Straphangers could get socked with another fare hike next year - an unprecedented third in a row - if the state Legislature doesn't come to the rescue, transit sources revealed Thursday.
The Metropolitan Transportation Authority projects a $300 million budget gap in 2010 - even if it increases fares by as much as 30% in June and implements sweeping service cuts this spring.
MTA board members have been summoned to an emergency meeting at headquarters this morning to start grappling with the crisis.
The agency had hoped the Legislature would agree to a bailout, including putting tolls on the city's now-free bridges, but no deal has been reached.
Without a pact, double-digit fare hikes and deep service cuts are almost certain this summer. The MTA is ready to set new fares on March 25. A monthly MetroCard, now $81, could rise to $103.
The MTA today will start looking at worse scenarios for 2010 and beyond, sources said.
"I think they are doing the responsible thing," former MTA Chairman Richard Ravitch said. "The public has a right to know - and the board has the responsibility to figure out - what kind of system it can operate with the revenues they have. They have to start thinking about shrinking the system."

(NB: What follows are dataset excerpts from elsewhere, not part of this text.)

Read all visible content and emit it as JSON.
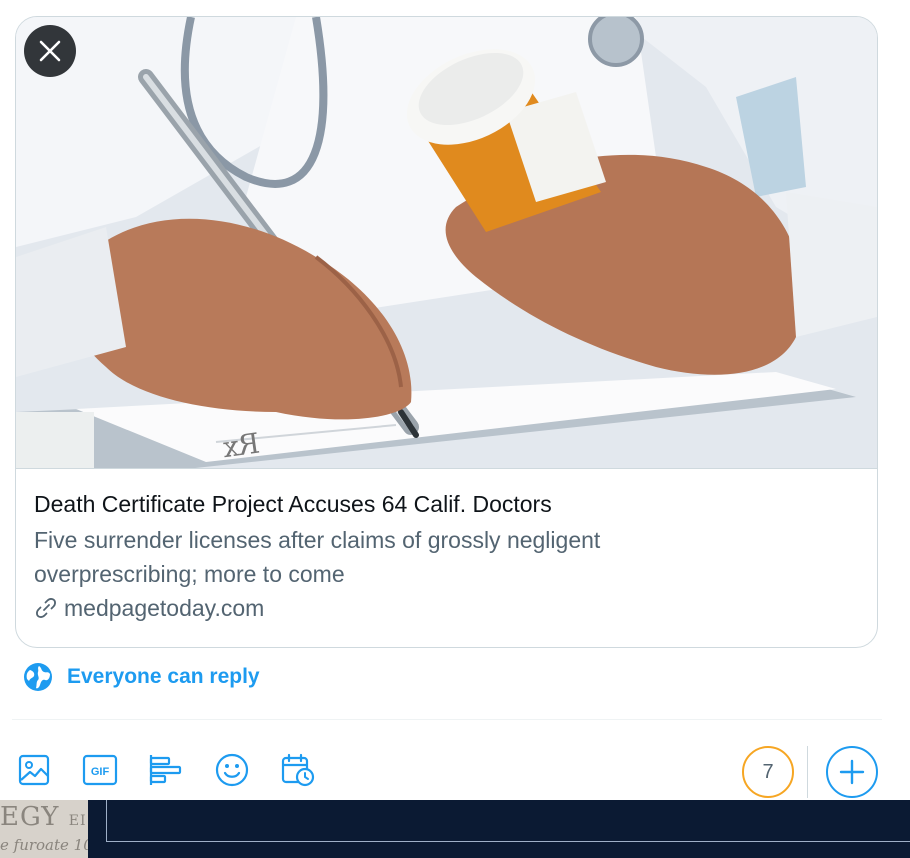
{
  "card": {
    "image_alt": "Doctor writing a prescription while holding a pill bottle",
    "title": "Death Certificate Project Accuses 64 Calif. Doctors",
    "description_line1": "Five surrender licenses after claims of grossly negligent",
    "description_line2": "overprescribing; more to come",
    "domain": "medpagetoday.com"
  },
  "reply_setting": {
    "label": "Everyone can reply"
  },
  "toolbar": {
    "items": [
      "image-icon",
      "gif-icon",
      "poll-icon",
      "emoji-icon",
      "schedule-icon"
    ],
    "gif_label": "GIF"
  },
  "counter": {
    "remaining": "7"
  },
  "background_strip": {
    "text_top": "EGY",
    "text_top_small": "EI",
    "text_bottom": "e furoate 10"
  },
  "colors": {
    "accent": "#1d9bf0",
    "counter_ring": "#f6a623",
    "title_text": "#0f1419",
    "secondary_text": "#536471"
  }
}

Ravitch headed a state commission that recommended tolling the city's free East and Harlem River bridges, and enacting an employer-paid payroll tax.
The cash would enable the MTA to scale back fare hikes to 8% and avoid shutting some bus routes and subway lines.
The Ravitch plan also would help fund the MTA's capital program, which pays for day-to-day maintenance, upgrades and system expansion.